Is Coinbase’s assessment justified?

Through its direct registration, the company can be valued at more than $ 100 billion. Its astronomically high rating is largely due to its explosive growth. Coinbase generated total revenue of $ 1.3 billion and adjusted EBITDA of $ 527.4 million in 2020, representing annual growth of 240% and 2,200%, respectively. Its retail customer base also increased from 13,000 to 43 million between 2012 and 2020. As the technology sector and NASDAQ components trade at incredibly high levels, Coinbase’s estimate is reasonable to say the least.
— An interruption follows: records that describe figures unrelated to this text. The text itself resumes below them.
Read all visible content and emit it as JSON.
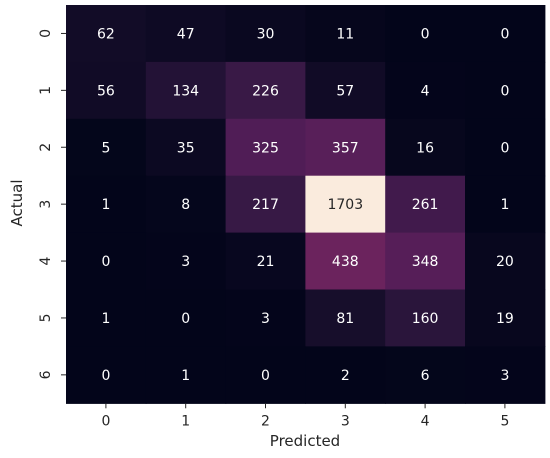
{
  "chart_data": {
    "type": "heatmap",
    "title": "",
    "xlabel": "Predicted",
    "ylabel": "Actual",
    "x_categories": [
      "0",
      "1",
      "2",
      "3",
      "4",
      "5"
    ],
    "y_categories": [
      "0",
      "1",
      "2",
      "3",
      "4",
      "5",
      "6"
    ],
    "values": [
      [
        62,
        47,
        30,
        11,
        0,
        0
      ],
      [
        56,
        134,
        226,
        57,
        4,
        0
      ],
      [
        5,
        35,
        325,
        357,
        16,
        0
      ],
      [
        1,
        8,
        217,
        1703,
        261,
        1
      ],
      [
        0,
        3,
        21,
        438,
        348,
        20
      ],
      [
        1,
        0,
        3,
        81,
        160,
        19
      ],
      [
        0,
        1,
        0,
        2,
        6,
        3
      ]
    ],
    "value_range": [
      0,
      1703
    ],
    "colormap": "rocket",
    "colorbar": false,
    "annotated": true,
    "grid": false
  }
}
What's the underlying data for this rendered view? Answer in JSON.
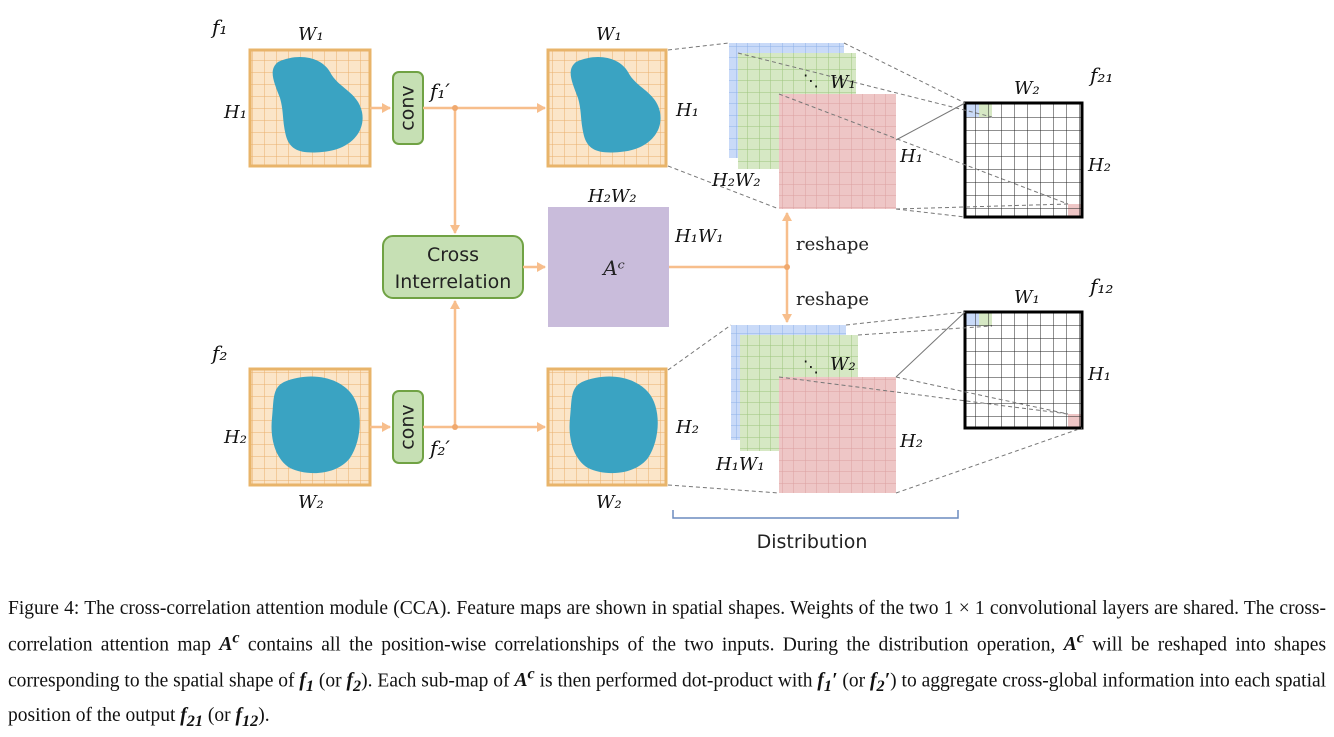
{
  "figure": {
    "f1_label": "f₁",
    "f2_label": "f₂",
    "f1p_label": "f₁′",
    "f2p_label": "f₂′",
    "f21_label": "f₂₁",
    "f12_label": "f₁₂",
    "W1": "W₁",
    "W2": "W₂",
    "H1": "H₁",
    "H2": "H₂",
    "H2W2": "H₂W₂",
    "H1W1": "H₁W₁",
    "conv_label": "conv",
    "cross_line1": "Cross",
    "cross_line2": "Interrelation",
    "ac_label": "Aᶜ",
    "reshape_label": "reshape",
    "distribution_label": "Distribution",
    "colors": {
      "feature_fill": "#fbe5c8",
      "feature_border": "#e8b46a",
      "blob": "#3aa3c2",
      "arrow": "#f7be8c",
      "conv_fill": "#c6e0b4",
      "conv_border": "#70a244",
      "ac_fill": "#c9bcdb",
      "blue_map": "#c9daf8",
      "green_map": "#d6e8c4",
      "red_map": "#eec6c6"
    }
  },
  "caption": {
    "fig_num": "Figure 4:",
    "s1": "The cross-correlation attention module (CCA). Feature maps are shown in spatial shapes. Weights of the two 1 × 1 convolutional layers are shared. The cross-correlation attention map",
    "ac": "A",
    "ac_sup": "c",
    "s2": "contains all the position-wise correlationships of the two inputs. During the distribution operation,",
    "s3": "will be reshaped into shapes corresponding to the spatial shape of",
    "f1": "f",
    "f1_sub": "1",
    "or1": "(or",
    "f2": "f",
    "f2_sub": "2",
    "s4": "). Each sub-map of",
    "s5": "is then performed dot-product with",
    "or2": "(or",
    "s6": ") to aggregate cross-global information into each spatial position of the output",
    "f21": "f",
    "f21_sub": "21",
    "or3": "(or",
    "f12": "f",
    "f12_sub": "12",
    "end": ")."
  }
}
In an amended submission of the S-1 to the SEC, Coinbase said it planned to sell 114.9 million shares through its direct public offering. Coinbase will trade under the COIN ticker, and its reference price will be available the night before the list. As for dividends, Coinbase has said it will not pay anything to its ordinary shareholders and intends to “keep all available funds and any future profits” for operations.